Sie werden erstaunt sein: Gleicher Lohn für gleiche Arbeit, Festsetzung von Mindestlöhnen, bessere Arbeitsbedingungen, besserer Mutter- und Kinderschutz und das Frauenwahlrecht waren die Forderungen vor 100 Jahren.

Was wurde erreicht? - Bleiben wir einmal bei der ersten Forderung der Frauen von damals - gleicher Lohn für gleiche Arbeit. Fakt ist: Die Ungleichbehandlung und Ungleichbezahlung von Frauen und Männern besteht noch heute. Im Bundesdurchschnitt verdienen Frauen etwa 23 % weniger als Männer - und das bei gleicher Arbeit. Die Ursachen dafür sind vielfältig, aber man könnte sie beseitigen, wenn man es denn wollte. Auch in Brandenburg - das müssen wir ehrlicherweise sagen - verdienen Männer in der Regel mehr als Frauen.

Tatsache ist, dass es Frauen sind, die überwiegend in prekären Arbeitsverhältnissen arbeiten, und ich möchte Sie, liebe Kolleginnen und Kollegen, erinnern - das kann ich Ihnen, der Fraktion BÜNDNIS 90/DIE GRÜNEN, nicht ganz schenken -: Der Niedriglohnsektor, besonders für Frauen, ist mit der Hartz-IVGesetzgebung in Ihrer Regierungsverantwortung deutlich angewachsen.

Herr Vogel, Sie wissen auch, dass besonders seit dieser Zeit Frauen in diesem Niedriglohnsektor beschäftigt sind. Wir kennen seit dieser Zeit Ein-Euro-Jobs, Minijobs, Aufstockerinnen und all die Begriffe, die wir vor einiger Zeit vielleicht noch nicht kannten. Sie wissen alle: Das reicht nicht zum Leben und nicht zum Sterben, sagt der Volksmund. Wir erleben Kinderarmut, wir erleben Frauenarmut; und hier, denke ich, sollten wir gemeinsam gegensteuern. Die SPD und die Linke führen deshalb seit Jahren einen Kampf um diesen gesetzlich festgeschriebenen Mindestlohn. Es bleibt für uns ein Ziel, jede Form der Diskriminierung von Frauen im Beruf und Arbeitsleben zu bekämpfen.

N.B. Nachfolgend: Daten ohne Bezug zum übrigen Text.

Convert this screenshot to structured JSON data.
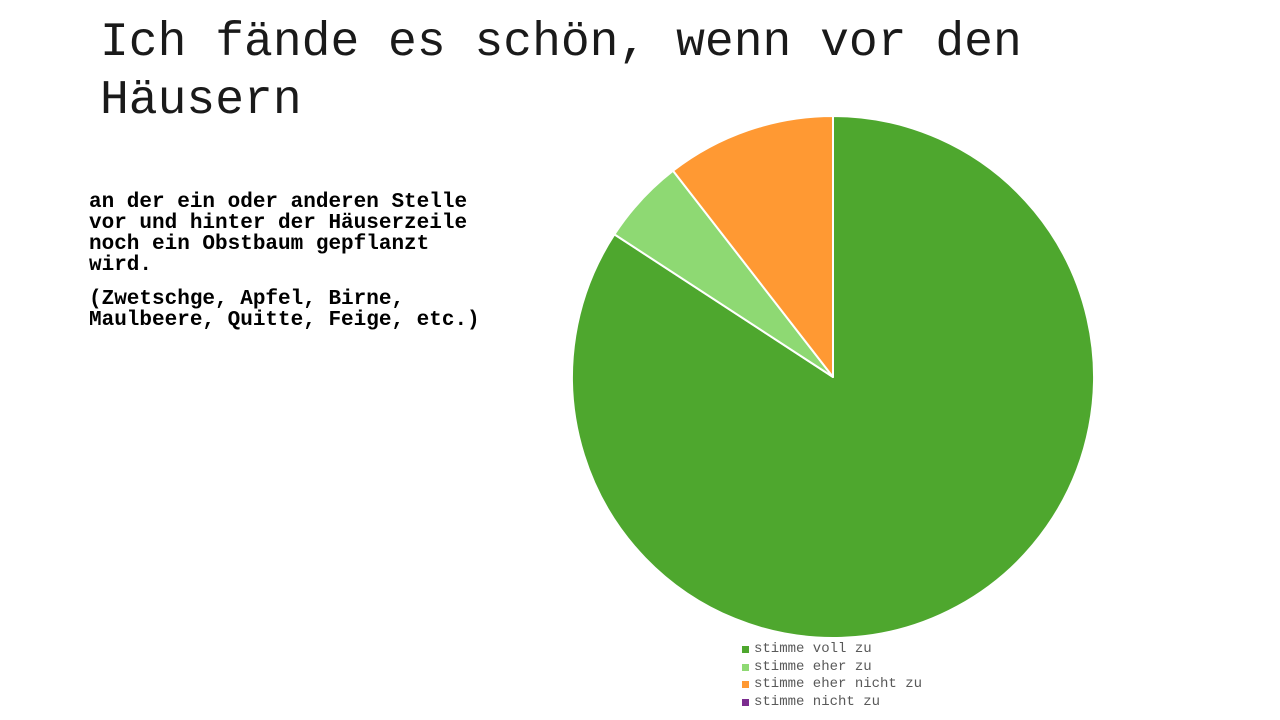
{
  "slide": {
    "title": "Ich fände es schön, wenn vor den Häusern",
    "paragraphs": [
      "an der ein oder anderen Stelle vor und hinter der Häuserzeile noch ein Obstbaum gepflanzt wird.",
      "(Zwetschge, Apfel, Birne, Maulbeere, Quitte, Feige, etc.)"
    ]
  },
  "chart_data": {
    "type": "pie",
    "title": "",
    "start_angle": "12 o'clock, clockwise",
    "slice_border_color": "#ffffff",
    "legend_position": "bottom",
    "categories": [
      "stimme voll zu",
      "stimme eher zu",
      "stimme eher nicht zu",
      "stimme nicht zu"
    ],
    "values": [
      84.2,
      5.3,
      10.5,
      0
    ],
    "colors": [
      "#4ea72e",
      "#8ed973",
      "#ff9933",
      "#7b2c8f"
    ]
  }
}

(Beifall DIE LINKE und SPD)

Ein anderes Thema - damit möchte ich auf den zweiten Teil der damaligen Forderung zurückkommen: die Rosen - heißt für mich, für unsere Partei: Das Lebensumfeld muss stimmen. Dazu zähle ich die Vereinbarkeit von Familie und Beruf, flexible Arbeitszeiten, ausreichende Kita-Plätze, gute Bildungsangebote, eine familiengerechte Infrastruktur, Netzwerke und lokale Bündnisse. Hier können wir voller Stolz sagen: Wir sind im Land Brandenburg ein gutes Stück vorangekommen.

(Beifall der Abgeordneten Lehmann [SPD])

In diesem Zusammenhang noch einige Bemerkungen zu der Debatte um eine Frauenquote in Führungsgremien und Aufsichtsräten. Das Deutsche Institut für Wirtschaftsforschung schlägt eine stufenweise Anhebung vor, und zwar des Frauenanteils in Vorständen auf ca. 40 %. Nur die Bundesregierung, auch die Bundesfrauenministerin, setzt weiter auf die Selbstheilungskräfte der Wirtschaft. Das wird nicht passieren.

Die Position der Brandenburger Landesregierung ist hinlänglich bekannt: Eine Frauenquote von 40 % ist anzustreben. Aus unserer Sicht gibt es mindestens drei Gründe, warum Frauen stärker in Politik und Wirtschaft einbezogen werden müssen:

Erstens ist es schlicht undemokratisch und steht im Widerspruch zum Gleichbehandlungsgesetz des Grundgesetzes, wenn Frauen nicht die gleichen Chancen haben.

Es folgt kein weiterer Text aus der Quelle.